5th December 2021
Sunday evening gaming on Board Game Arena continued with Carcassonne. You too can wander this French Province, have a hand in building the legendary city, monastries and surrounding country side as well as populating the roads with... errr... highwaymen?
What's in a game?
What few components the game possesses, are all solidly manufactured. The tiles and scoreboard are constructed of suitably thick card and the meeples are nice wooden tokens.
The artwork found the tiles is for the most fairly small but are well detailed with colourful illustrations, the meeples are also brightly coloured.
As the game area is built up over play, it actually looks quite good.
In a game all about joining up tiles, the artwork is universally clear and there's never any confusion on how they connect.
How's it play?
On to play
Broadly speaking, Carcassonne is about about building up the central playing area and connecting the game's features, it begins with the opening player taking and playing a land tile into the central play area next to the starting tile, then continues with the player on the left and so on until the stack of face-down tiles has been depleted.
Once play reaches the game end, final scores for uncompleted features are totted up.
This means that an incomplete road (Which has a highwayman on it.) that goes over 2 tiles would score 2 points, monasteries score for partial completion as well at 1VP per. occupied surrounding tile. However, incomplete cities only score half, that is, each tile and coat-of-arms, score 1VP apiece.

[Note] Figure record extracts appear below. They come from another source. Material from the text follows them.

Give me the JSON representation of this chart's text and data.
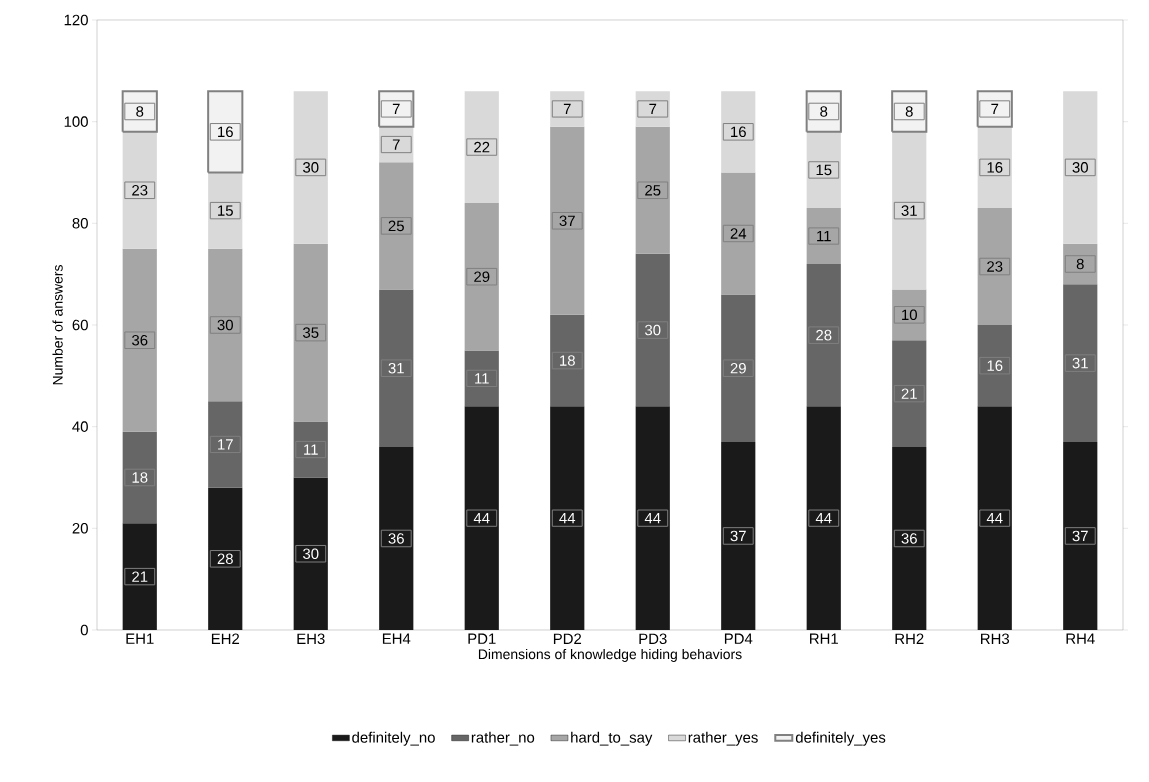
{
  "chart_data": {
    "type": "bar",
    "stacked": true,
    "xlabel": "Dimensions of knowledge hiding behaviors",
    "ylabel": "Number of answers",
    "categories": [
      "EH1",
      "EH2",
      "EH3",
      "EH4",
      "PD1",
      "PD2",
      "PD3",
      "PD4",
      "RH1",
      "RH2",
      "RH3",
      "RH4"
    ],
    "series": [
      {
        "name": "definitely_no",
        "color": "#1a1a1a",
        "values": [
          21,
          28,
          30,
          36,
          44,
          44,
          44,
          37,
          44,
          36,
          44,
          37
        ]
      },
      {
        "name": "rather_no",
        "color": "#666666",
        "values": [
          18,
          17,
          11,
          31,
          11,
          18,
          30,
          29,
          28,
          21,
          16,
          31
        ]
      },
      {
        "name": "hard_to_say",
        "color": "#a6a6a6",
        "values": [
          36,
          30,
          35,
          25,
          29,
          37,
          25,
          24,
          11,
          10,
          23,
          8
        ]
      },
      {
        "name": "rather_yes",
        "color": "#d9d9d9",
        "values": [
          23,
          15,
          30,
          7,
          22,
          7,
          7,
          16,
          15,
          31,
          16,
          30
        ]
      },
      {
        "name": "definitely_yes",
        "color": "#f2f2f2",
        "values": [
          8,
          16,
          null,
          7,
          null,
          null,
          null,
          null,
          8,
          8,
          7,
          null
        ]
      }
    ],
    "ylim": [
      0,
      120
    ],
    "yticks": [
      0,
      20,
      40,
      60,
      80,
      100,
      120
    ],
    "data_labels": true,
    "legend": "bottom",
    "grid": false
  }
}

Finally, farmers are scored; each completed city that connects to a field that contains a farmer scores VPs for the owning player.
Points are tallied, highest score wins.
Carcassonne is a game that's been around for a while now and I have to admit that in the years since I last played it, my opinion on it has softened a little.
Originally I found the randomness inherent to the game when getting a land tile irksome, it felt like it belied strategy and planning. Now however, I can see some mechanical benefit, it forces players to adapt, remain flexible and look for ways to exploit their situation and place tiles in the right places at the right time to gain points or even piggy-back off of other players.
Having said that, my opinion on farmers hasn't changed at all! I still find them fiddly to track and score as well being somewhat unbalanced.
A well placed farmer, especially early in the game can score the controlling player a lot of VPs, putting one down does lock a meeples out of the rest of the game, which can sometimes be detrimental later, but overall, the sacrifice is generally worth it. It's no surprise there's a 'no farmers' optional rule.
One of the things I like about Carcassonne is how it manages to deliver quite a lot of gameplay for such a slim package, just some tiles and meeples - that's it! It means the game has a quick set up time a despite some perhaps fiddly rules, is still fairly straightforward to learn and pick-up-and-play.
I think that this gives Carcassonne strong crossover appeal to 'non-gamers' who will quickly learn the game's basic strategies get up to speed.
This has no doubt contributed to the game's continuing success and makes it a good introductory game for 'non-gamers'.
Carcassonne is a lightweight game and isn't one I'd play too often, truth be told. But it can definitely be fun every once in a while, just don't worry about strategy too much and don't over-analyse it too much either. Play it for the lightweight enjoyment it can provide.